Renal Medullary Carcinoma and Sickle Cell Trait: A Push for Early Diagnosis and Intervention Report of Two Cases.
J Natl Med Assoc
; 109(1): 63-65, 2017.
Article
em En
| MEDLINE
| ID: mdl-28259220
ABSTRACT
Renal medullary carcinoma (RMC) is a rare but highly aggressive neoplasm that primarily affects young African Americans with sickle cell trait.
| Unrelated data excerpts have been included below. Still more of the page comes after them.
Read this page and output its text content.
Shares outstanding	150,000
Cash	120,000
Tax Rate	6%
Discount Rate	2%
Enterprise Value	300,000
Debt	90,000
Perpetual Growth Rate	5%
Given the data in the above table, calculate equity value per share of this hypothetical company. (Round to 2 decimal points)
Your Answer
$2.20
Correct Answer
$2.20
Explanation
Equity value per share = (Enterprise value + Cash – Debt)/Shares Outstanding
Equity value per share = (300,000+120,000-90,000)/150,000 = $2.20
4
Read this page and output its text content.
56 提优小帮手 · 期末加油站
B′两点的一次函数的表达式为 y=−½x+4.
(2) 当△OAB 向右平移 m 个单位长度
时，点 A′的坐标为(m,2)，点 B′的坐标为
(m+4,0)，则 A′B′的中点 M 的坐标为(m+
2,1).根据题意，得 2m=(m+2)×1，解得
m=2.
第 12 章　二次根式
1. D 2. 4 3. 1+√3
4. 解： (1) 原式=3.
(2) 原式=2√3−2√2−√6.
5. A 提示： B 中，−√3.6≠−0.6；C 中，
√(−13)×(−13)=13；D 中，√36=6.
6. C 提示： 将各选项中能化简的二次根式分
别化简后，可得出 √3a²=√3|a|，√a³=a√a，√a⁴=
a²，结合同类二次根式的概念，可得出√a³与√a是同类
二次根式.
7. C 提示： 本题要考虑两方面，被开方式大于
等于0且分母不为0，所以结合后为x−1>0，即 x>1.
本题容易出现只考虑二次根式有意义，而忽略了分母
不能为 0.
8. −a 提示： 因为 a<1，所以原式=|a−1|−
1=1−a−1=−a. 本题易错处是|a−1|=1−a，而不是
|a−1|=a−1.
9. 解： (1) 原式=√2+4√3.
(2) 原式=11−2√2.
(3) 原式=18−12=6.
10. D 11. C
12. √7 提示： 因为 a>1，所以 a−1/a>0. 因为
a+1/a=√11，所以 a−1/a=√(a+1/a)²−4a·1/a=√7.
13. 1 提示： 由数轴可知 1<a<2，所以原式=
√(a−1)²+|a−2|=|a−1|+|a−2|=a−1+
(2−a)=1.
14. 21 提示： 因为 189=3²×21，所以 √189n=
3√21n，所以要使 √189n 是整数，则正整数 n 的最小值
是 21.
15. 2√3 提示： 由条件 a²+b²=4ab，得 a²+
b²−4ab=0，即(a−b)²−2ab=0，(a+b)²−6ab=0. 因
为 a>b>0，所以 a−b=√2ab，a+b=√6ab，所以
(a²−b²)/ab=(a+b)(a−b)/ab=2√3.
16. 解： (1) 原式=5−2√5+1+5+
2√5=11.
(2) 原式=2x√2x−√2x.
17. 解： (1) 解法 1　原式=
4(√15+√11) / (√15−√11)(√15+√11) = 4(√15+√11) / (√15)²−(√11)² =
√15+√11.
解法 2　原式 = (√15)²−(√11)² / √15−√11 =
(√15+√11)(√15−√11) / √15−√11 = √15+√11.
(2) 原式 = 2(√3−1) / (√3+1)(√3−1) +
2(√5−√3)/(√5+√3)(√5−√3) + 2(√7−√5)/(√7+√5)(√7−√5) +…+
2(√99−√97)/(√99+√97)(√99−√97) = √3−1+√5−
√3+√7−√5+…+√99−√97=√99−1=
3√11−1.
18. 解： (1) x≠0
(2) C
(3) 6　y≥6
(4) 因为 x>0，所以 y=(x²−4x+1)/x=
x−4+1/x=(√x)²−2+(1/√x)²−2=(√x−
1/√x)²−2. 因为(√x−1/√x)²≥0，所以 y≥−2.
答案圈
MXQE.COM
Most patients present with macroscopic hematuria and have metastases at diagnosis. Chemotherapy, biologics directed against the more common renal cell carcinomas and radiation have all shown limited efficacy in treating patients with advanced RMC. We report two patients with RMC. Both had Stage IV disease. One underwent radical nephrectomy followed by radiation and biologic drug therapy but died five months later; the other underwent multiple cycles of chemotherapy plus anti-angiogenesis treatment but died 15 months after diagnosis. Review of the literature suggests that early diagnosis and surgical intervention while the tumor is confined to the kidney offer the best prospect for long term survival. Since newborn screening for sickle cell is now mandated in the US, the at-risk population for RMC could be identified and followed by yearly urine dipstick testing for microscopic hematuria. Those who test positive can be further evaluated to rule out RMC.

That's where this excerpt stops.